Posted by Richard on September 27, 2005

Christopher Hitchens is a member of what seems like an endangered species: the anti-totalitarian left. I’ve quoted him before, in a look at what I called "voices of sanity on the left." Today in Slate, Hitchens described the organizing forces behind Saturday’s "anti-war" demonstration in Washington, providing a somewhat more detailed picture than the bland, innocuous description offered by a NY Times reporter:

The name of the reporter on this story was Michael Janofsky. I suppose that it is possible that he has never before come across "International ANSWER," the group run by the "Worker’s World" party and fronted by Ramsey Clark, which openly supports Kim Jong-il, Fidel Castro, Slobodan Milosevic, and the "resistance" in Afghanistan and Iraq, with Clark himself finding extra time to volunteer as attorney for the génocidaires in Rwanda. Quite a "wide range of progressive political objectives" indeed, if that’s the sort of thing you like.

Hitchens was no more enamored of the other sponsoring group, United for Peace and Justice — which the Times described as having "a more narrow, antiwar focus." He saw it as an Old/New Left alliance:

some of it honorable and some of it redolent of the World Youth Congresses that used to bring credulous priests and fellow-traveling hacks together to discuss "peace" in East Berlin or Bucharest. Just to give you an example, from one who knows the sectarian makeup of the Left very well, I can tell you that the Worker’s World Party—Ramsey Clark’s core outfit—is the product of a split within the Trotskyist movement. These were the ones who felt that the Trotskyist majority, in 1956, was wrong to denounce the Russian invasion of Hungary. The WWP is the direct, lineal product of that depraved rump. If the "United for Peace and Justice" lot want to sink their differences with such riffraff and mount a joint demonstration, then they invite some principled political criticism on their own account.

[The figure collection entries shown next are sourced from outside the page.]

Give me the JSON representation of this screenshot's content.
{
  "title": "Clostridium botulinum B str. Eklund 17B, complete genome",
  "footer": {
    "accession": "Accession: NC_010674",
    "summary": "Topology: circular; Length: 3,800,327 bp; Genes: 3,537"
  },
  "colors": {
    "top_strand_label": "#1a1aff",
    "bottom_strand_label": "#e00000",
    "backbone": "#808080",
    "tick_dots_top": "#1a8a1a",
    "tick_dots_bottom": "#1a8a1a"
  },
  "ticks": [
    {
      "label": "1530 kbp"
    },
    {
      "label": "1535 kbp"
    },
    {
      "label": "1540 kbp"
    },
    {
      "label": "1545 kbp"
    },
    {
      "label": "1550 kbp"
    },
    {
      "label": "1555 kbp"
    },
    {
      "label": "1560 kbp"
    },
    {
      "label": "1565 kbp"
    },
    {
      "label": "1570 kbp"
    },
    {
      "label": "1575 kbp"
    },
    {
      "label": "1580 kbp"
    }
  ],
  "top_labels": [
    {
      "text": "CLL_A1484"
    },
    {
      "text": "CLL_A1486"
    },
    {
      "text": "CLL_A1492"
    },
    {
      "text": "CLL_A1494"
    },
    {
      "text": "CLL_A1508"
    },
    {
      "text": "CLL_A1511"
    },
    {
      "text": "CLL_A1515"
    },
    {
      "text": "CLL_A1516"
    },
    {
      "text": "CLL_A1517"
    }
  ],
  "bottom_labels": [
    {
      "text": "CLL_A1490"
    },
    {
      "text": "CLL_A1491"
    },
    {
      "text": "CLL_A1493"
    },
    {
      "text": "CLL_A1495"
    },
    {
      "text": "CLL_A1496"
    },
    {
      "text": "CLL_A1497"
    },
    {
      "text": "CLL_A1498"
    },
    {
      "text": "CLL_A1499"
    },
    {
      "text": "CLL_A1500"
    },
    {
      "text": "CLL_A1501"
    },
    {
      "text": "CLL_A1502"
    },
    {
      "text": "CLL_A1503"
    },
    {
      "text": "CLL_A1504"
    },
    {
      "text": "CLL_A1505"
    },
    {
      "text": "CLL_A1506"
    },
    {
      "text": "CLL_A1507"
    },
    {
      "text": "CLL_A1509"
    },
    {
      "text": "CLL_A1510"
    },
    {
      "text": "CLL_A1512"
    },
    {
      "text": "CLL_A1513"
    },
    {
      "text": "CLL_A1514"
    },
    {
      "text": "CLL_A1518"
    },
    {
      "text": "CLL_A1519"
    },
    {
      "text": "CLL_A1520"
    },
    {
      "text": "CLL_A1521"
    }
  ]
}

So, what kind of anti-war movement has at its core a group that was born out of support for the 1956 Hungary invasion and more recently defended Kim Jong-il, Fidel Castro, and perpetrators of genocide in the Serbia and Rwanda? Hitchens argued that it’s not an anti-war movement at all (emphasis added):

To be against war and militarism, in the tradition of Rosa Luxemburg and Karl Liebknecht, is one thing. But to have a record of consistent support for war and militarism, from the Red Army in Eastern Europe to the Serbian ethnic cleansers and the Taliban, is quite another. It is really a disgrace that the liberal press refers to such enemies of liberalism as "antiwar" when in reality they are straight-out pro-war, but on the other side.

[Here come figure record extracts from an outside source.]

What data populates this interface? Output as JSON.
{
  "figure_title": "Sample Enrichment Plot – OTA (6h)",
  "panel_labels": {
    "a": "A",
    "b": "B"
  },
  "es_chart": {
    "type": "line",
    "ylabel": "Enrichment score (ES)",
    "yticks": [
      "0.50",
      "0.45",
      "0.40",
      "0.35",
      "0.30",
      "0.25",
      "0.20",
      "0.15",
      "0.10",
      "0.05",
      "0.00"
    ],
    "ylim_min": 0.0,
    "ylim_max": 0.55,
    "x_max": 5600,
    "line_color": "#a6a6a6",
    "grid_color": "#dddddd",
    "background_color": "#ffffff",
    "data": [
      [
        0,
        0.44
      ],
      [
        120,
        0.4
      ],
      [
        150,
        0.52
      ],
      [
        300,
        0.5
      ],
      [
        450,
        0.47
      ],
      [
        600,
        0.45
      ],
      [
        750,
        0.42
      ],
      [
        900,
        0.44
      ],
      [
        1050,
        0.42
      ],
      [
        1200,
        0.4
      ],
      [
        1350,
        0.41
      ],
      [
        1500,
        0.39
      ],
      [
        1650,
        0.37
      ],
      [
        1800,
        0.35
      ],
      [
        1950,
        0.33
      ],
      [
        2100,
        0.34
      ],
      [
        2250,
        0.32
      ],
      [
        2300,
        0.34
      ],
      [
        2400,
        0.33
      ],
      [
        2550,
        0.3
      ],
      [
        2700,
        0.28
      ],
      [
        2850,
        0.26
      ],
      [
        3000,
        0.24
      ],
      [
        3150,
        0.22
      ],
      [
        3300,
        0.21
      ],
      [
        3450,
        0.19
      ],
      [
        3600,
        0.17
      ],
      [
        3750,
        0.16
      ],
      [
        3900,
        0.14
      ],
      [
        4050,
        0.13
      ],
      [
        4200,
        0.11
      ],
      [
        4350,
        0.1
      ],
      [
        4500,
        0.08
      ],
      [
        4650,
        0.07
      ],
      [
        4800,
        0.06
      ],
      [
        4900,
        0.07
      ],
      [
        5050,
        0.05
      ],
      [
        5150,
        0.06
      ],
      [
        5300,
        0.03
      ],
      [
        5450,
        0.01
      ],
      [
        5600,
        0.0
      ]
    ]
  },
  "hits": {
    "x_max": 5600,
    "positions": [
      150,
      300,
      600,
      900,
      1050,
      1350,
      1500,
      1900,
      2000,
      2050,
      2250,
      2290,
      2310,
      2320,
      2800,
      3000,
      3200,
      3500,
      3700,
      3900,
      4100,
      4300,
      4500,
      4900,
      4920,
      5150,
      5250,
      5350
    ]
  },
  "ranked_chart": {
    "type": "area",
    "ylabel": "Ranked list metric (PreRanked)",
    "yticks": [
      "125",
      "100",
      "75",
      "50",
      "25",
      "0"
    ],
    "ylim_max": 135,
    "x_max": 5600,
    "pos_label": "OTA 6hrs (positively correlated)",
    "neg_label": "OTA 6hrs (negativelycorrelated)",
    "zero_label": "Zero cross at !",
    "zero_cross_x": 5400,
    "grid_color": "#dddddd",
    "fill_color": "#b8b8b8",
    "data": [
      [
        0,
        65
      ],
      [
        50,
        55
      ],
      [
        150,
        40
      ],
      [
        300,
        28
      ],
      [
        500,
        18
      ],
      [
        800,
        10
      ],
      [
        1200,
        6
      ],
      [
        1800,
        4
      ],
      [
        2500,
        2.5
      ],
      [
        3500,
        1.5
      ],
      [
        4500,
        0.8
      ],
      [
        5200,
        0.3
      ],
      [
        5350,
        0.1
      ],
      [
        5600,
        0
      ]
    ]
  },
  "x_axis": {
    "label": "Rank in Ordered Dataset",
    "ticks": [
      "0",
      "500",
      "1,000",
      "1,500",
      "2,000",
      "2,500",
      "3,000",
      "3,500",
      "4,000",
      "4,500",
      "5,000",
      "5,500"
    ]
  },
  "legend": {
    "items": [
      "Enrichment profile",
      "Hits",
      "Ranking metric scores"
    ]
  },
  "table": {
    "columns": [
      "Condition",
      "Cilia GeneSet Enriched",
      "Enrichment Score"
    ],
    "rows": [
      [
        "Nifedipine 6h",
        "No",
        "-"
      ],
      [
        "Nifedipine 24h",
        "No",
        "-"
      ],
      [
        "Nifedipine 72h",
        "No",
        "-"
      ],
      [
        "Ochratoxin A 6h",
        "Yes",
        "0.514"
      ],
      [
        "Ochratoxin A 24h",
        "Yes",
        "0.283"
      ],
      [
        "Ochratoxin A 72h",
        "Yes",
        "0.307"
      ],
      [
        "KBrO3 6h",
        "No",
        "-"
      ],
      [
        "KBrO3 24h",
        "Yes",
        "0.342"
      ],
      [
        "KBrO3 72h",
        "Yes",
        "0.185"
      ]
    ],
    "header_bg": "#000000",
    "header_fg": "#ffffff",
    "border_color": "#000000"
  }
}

There’s more, and as they say, read the whole thing.

Honorable and reasonable people opposed the invasion of Iraq, including many libertarians. Some are people I admire, like, and consider friends. But as far back as the earliest pre-invasion demonstrations, I argued that regardless of one’s position on Iraq, no decent person should participate in, lend support to, or join forces with any "anti-war" movement organized and run by the totalitarian scum of International ANSWER and the Worker’s World Party.

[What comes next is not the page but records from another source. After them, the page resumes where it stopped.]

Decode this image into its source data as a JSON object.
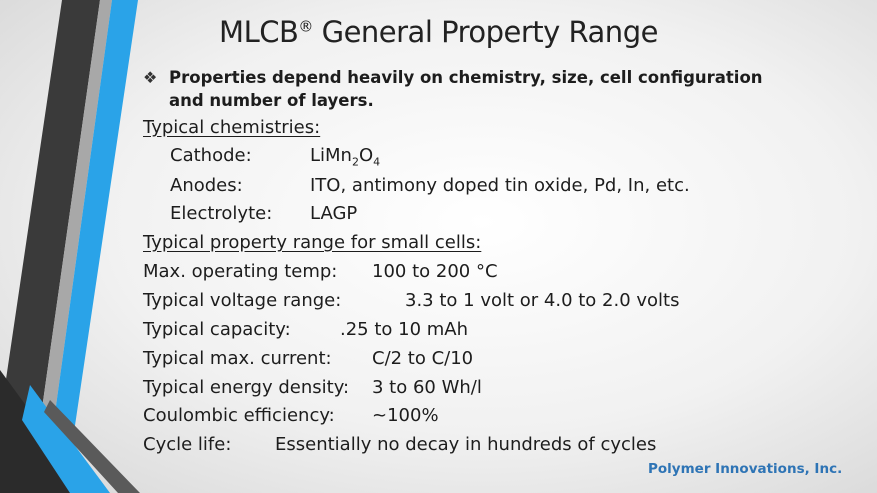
{
  "title": "MLCB",
  "title_mark": "®",
  "title_rest": " General Property Range",
  "bullet_text": "Properties depend heavily on chemistry, size, cell configuration and number of layers.",
  "chem_heading": "Typical chemistries:",
  "chemistries": {
    "cathode_label": "Cathode:",
    "cathode_base": "LiMn",
    "cathode_sub1": "2",
    "cathode_mid": "O",
    "cathode_sub2": "4",
    "anodes_label": "Anodes:",
    "anodes_value": "ITO, antimony doped tin oxide, Pd, In, etc.",
    "electrolyte_label": "Electrolyte:",
    "electrolyte_value": "LAGP"
  },
  "property_heading": "Typical property range for small cells:",
  "properties": [
    {
      "label": "Max. operating temp:",
      "value": "100 to 200 °C"
    },
    {
      "label": "Typical voltage range:",
      "value": "3.3 to 1 volt or 4.0 to 2.0 volts"
    },
    {
      "label": "Typical capacity:",
      "value": ".25 to 10 mAh"
    },
    {
      "label": "Typical max. current:",
      "value": "C/2 to C/10"
    },
    {
      "label": "Typical energy density:",
      "value": "3 to 60 Wh/l"
    },
    {
      "label": "Coulombic efficiency:",
      "value": "~100%"
    },
    {
      "label": "Cycle life:",
      "value": "Essentially no decay in hundreds of cycles"
    }
  ],
  "footer": "Polymer Innovations, Inc.",
  "colors": {
    "accent_blue": "#2aa3e8",
    "dark_bar": "#3c3c3c",
    "footer_blue": "#2e74b5"
  }
}
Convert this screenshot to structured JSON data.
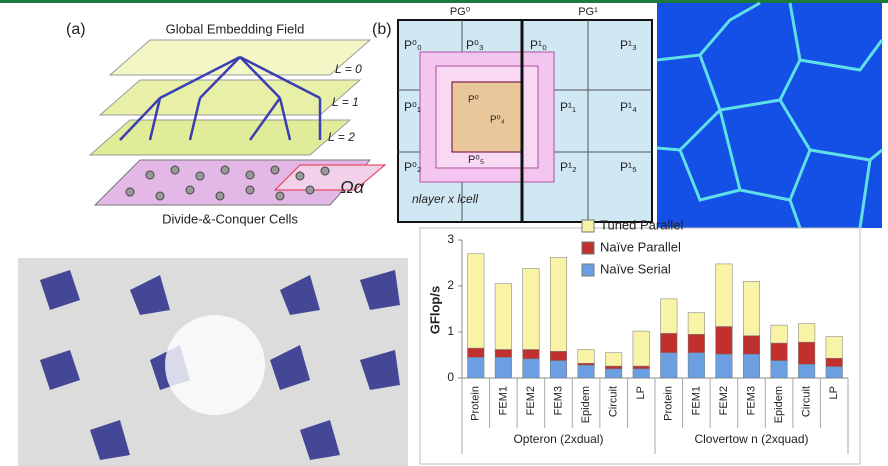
{
  "panel_a": {
    "label": "(a)",
    "title": "Global Embedding Field",
    "levels": [
      "L = 0",
      "L = 1",
      "L = 2"
    ],
    "omega": "Ωα",
    "caption": "Divide-&-Conquer Cells"
  },
  "panel_b": {
    "label": "(b)",
    "groups": [
      "PG⁰",
      "PG¹"
    ],
    "cells": [
      "P⁰₀",
      "P⁰₃",
      "P⁰₁",
      "P⁰₂",
      "P⁰₅",
      "P¹₀",
      "P¹₃",
      "P¹₁",
      "P¹₄",
      "P¹₂",
      "P¹₅"
    ],
    "center": [
      "P⁰",
      "P⁰₄"
    ],
    "formula": "nlayer x lcell"
  },
  "chart_data": {
    "type": "bar",
    "stacked": true,
    "y_label": "GFlop/s",
    "categories": [
      "Protein",
      "FEM1",
      "FEM2",
      "FEM3",
      "Epidem",
      "Circuit",
      "LP",
      "Protein",
      "FEM1",
      "FEM2",
      "FEM3",
      "Epidem",
      "Circuit",
      "LP"
    ],
    "groups": [
      "Opteron (2xdual)",
      "Clovertow n (2xquad)"
    ],
    "series": [
      {
        "name": "Naïve Serial",
        "color": "#6b9fe2",
        "values": [
          0.45,
          0.45,
          0.42,
          0.38,
          0.28,
          0.2,
          0.2,
          0.55,
          0.55,
          0.52,
          0.52,
          0.38,
          0.3,
          0.25
        ]
      },
      {
        "name": "Naïve Parallel",
        "color": "#c0302e",
        "values": [
          0.2,
          0.17,
          0.2,
          0.2,
          0.04,
          0.06,
          0.06,
          0.42,
          0.4,
          0.6,
          0.4,
          0.38,
          0.48,
          0.18
        ]
      },
      {
        "name": "Tuned Parallel",
        "color": "#f8f3a6",
        "values": [
          2.05,
          1.43,
          1.76,
          2.04,
          0.3,
          0.29,
          0.76,
          0.75,
          0.47,
          1.36,
          1.18,
          0.39,
          0.4,
          0.47
        ]
      }
    ],
    "ylim": [
      0,
      3
    ],
    "yticks": [
      0,
      1,
      2,
      3
    ],
    "grid": false
  }
}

It disgusted me when one of the leaders of the Colorado Libertarian Party enthusiastically participated in an ANSWER rally and wrote a gushing description in the state newsletter. It’s one thing to join forces with Republicans to protect gun rights or with Democrats to support medical marijuana. But if you have any decency or principles, you don’t ally yourself with advocates of mass murder and slavery for any purpose.

If you’re opposed to the war against Islamofascism and/or the battle in Iraq, the very fact that such contemptible thugs are the major force that shares your point of view ought to make you think hard.